Anonymous members have pleaded guilty in the PayPal distributed denial-of-service (DDoS) attack case.
On Thursday, December 5, members of the hacktivist group Anonymous appeared in a federal court in California to enter a plea pertaining to a three-year old digital protest against PayPal, which will see a sentence hearing on December 4, 2014 in San Jose.
In July 2011, 14 people were charged in the U.S. District Court for the Northern District of California, San Jose for a DDoS cyberattack on PayPal's servers in December 2010. A DDoS is an attempt to render a website inaccessible by overloading it with requests that will disrupt the server.

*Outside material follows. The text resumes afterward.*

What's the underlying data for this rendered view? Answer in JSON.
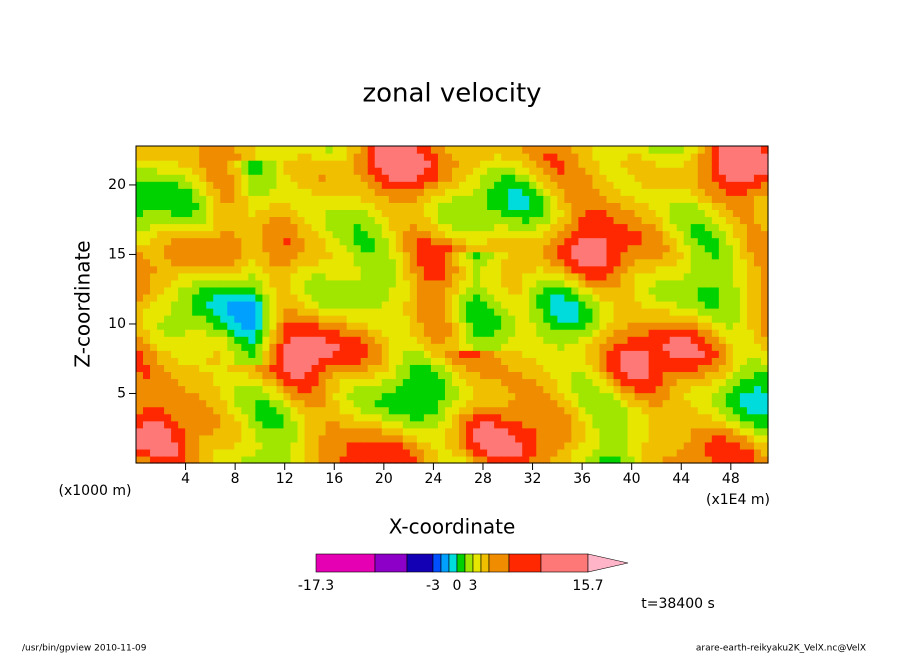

The members of Anonymous waged the attack, dubbed Operation Payback, as a reaction to PayPal's decision to suspend Wikileaks' account with the online billing service. Under the Computer Fraud and Abuse act, the Anonymous members were charged for conspiring to commit "intentional damage to a protected computer."
The defendants admitted to their participation in the act, which led to PayPal going offline momentarily in 2010, pleading guilty before the judge. Eleven of the members pleaded guilty to felony on count of conspiracy and a misdemeanor count of damaging a computer because of a DDoS attack.
According to the prosecutors, defendants used a free computer program called Low Ion Orbit Canon (LOIC) to flood PayPal's servers collectively with plenty of illegal Internet traffic for a week in December, which in turn knocked the website offline and caused PayPal an estimated $5.5 million loss.
A new sentencing is scheduled for December next year.
"Here, at the head of the day if everything works out fine, the defendants are going to get a misdemeanor," said Stanley Cohen, a counsel for one of the defendants. "If there are no new arrests at the end of the year, the felony is dismissed. The misdemeanor is left in piece and people will essentially get conditional discharges at that point with restitution in the amount of $5,600 for each person."
The restitution amount totals to under $80,000 for all 14 defendants, which is barely a fraction of the $5.5 million in damages claimed by PayPal for the disruption.
However, prior to the hearing, PayPal's parent company eBay's founder Pierre Omidyar requested the court to be lenient.
"In my view, they should be facing misdemeanor charges and the possibility of a fine, rather than felony charges and jail time," said Omidyar.